Mile Post 19 products are currently sold in 14 retail locations throughout Whidbey from the Clinton Market to the Navy Exchange in Oak Harbor.

And now that they have turned over the keys to new owners, how do they feel about the experience?

“We went into this as a business, with a five-year plan, and we stuck to it,” Jerry said. “Farming is hard, but if you want to work hard on this island you can make it in farming. The farmers here have a real work ethic and they help each other, and we treasure the friendships we have made.  Nobody could have told us how hard it would be to do this, but there is also no way anybody could have told us how much satisfaction we would get.”

All that sounds very encouraging to Lynn and Raitzer as they embark on their own Whidbey farming adventure.

Raitzer said he remembers growing up in a rural farming community and knowing about his father’s dream to run a small farm after he retired as an engineer – a dream he didn’t live long enough to realize.

“So I’ve been thinking about farming and orchards for a long time,” he said.

For now, they will continue to juggle their city careers and their Whidbey farming life, which they know will be a challenge.

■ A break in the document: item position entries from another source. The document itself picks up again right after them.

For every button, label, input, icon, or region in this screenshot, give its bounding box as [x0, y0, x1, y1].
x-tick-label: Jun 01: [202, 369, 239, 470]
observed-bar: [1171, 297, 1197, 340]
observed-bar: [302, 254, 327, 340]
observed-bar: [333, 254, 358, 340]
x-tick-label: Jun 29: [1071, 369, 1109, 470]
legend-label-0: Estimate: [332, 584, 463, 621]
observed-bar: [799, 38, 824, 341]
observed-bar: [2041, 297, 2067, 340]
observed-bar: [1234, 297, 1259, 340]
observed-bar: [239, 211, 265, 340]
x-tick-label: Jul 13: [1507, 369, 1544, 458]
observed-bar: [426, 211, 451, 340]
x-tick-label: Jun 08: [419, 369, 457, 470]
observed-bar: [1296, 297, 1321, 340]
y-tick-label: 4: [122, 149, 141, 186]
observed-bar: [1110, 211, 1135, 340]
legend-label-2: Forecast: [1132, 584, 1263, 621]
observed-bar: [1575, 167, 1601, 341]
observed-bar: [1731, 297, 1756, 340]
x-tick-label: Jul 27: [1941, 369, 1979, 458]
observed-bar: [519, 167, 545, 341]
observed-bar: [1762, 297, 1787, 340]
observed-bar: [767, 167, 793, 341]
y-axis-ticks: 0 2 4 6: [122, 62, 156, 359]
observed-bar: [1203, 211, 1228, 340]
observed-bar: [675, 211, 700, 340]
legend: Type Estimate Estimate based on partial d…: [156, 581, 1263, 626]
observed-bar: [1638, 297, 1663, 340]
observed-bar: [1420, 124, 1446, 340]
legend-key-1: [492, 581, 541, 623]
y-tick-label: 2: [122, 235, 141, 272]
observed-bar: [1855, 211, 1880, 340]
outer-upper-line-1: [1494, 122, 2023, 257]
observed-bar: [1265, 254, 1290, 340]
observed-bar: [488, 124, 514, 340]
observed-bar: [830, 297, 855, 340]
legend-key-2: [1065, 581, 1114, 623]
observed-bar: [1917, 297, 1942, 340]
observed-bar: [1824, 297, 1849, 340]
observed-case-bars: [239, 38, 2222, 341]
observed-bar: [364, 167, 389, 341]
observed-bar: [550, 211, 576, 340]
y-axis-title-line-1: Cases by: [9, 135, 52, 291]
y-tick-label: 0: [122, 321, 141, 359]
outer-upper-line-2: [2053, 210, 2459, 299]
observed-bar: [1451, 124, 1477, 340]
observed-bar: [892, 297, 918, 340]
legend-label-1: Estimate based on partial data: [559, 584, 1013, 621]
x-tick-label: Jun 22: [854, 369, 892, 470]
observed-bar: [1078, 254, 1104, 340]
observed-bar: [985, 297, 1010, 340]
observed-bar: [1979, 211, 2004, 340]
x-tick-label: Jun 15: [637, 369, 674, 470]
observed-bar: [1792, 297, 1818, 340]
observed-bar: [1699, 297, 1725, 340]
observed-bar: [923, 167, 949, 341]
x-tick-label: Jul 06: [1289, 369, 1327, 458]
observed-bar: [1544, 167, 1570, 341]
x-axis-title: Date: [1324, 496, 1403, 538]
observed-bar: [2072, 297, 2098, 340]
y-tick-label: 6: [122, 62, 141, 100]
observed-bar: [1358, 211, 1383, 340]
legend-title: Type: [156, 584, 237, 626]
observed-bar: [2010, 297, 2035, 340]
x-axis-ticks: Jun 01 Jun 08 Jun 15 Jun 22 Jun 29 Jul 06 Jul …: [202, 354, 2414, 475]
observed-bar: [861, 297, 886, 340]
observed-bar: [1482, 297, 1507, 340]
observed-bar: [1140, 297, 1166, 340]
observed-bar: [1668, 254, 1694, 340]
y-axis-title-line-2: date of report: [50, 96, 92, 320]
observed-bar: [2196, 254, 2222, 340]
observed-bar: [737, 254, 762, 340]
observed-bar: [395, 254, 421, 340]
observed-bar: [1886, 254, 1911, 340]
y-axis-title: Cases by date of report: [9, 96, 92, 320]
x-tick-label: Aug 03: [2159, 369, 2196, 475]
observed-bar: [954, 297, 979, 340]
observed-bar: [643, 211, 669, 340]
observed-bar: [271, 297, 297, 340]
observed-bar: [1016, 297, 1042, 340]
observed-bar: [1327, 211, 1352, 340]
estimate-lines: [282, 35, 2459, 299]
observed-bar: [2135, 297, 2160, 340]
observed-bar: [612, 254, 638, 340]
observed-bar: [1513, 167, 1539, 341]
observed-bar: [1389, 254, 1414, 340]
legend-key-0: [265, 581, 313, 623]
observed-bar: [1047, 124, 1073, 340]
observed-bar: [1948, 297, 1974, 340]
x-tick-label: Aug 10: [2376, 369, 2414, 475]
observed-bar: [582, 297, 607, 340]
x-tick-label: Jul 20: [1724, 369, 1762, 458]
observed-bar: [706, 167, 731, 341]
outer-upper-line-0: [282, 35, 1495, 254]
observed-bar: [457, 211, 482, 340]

They plan to take “an extended summer vacation” from their city jobs during the summer growing and harvest season.

“Our main focus right now is to continue with the great work the Jaderholms did,” Lynn said. “We’ll spend our time getting up to speed and learning the ropes. But we’re fast learners and eager people and we’re full of enthusiasm … and Izzabella loves being a farm dog.”

 

 

They are bursting with ideas they hope to explore once they gradually transition from city life to full-time farm life.

“We both love to cook and eat, and we’re always coming up with new recipes for things we’ve found on Whidbey,” she said.

Eventually, they may expand beyond raspberries to other “foodie” row crops, or they may use the farm as a venue for dinners or meetings.

“We’ll be involved somehow in the local food movement, and that could take lots of forms,” Jerry says.

An engineer by training, Jerry is also considering ways technology can improve the farm operation, such as self-irrigation systems.

“It’ll be irrigating itself and hopefully we’ll be able to monitor it from a distance,” he said.

And they’ve already taken one technological leap forward. They now accept credit cards for purchases. The Jaderholms had always shied away from such things.

“We’re not techies and we don’t even have a smart phone,” Kimberly said. “Michele and Jerry have the expertise and the energy to really take the farm to the next level.”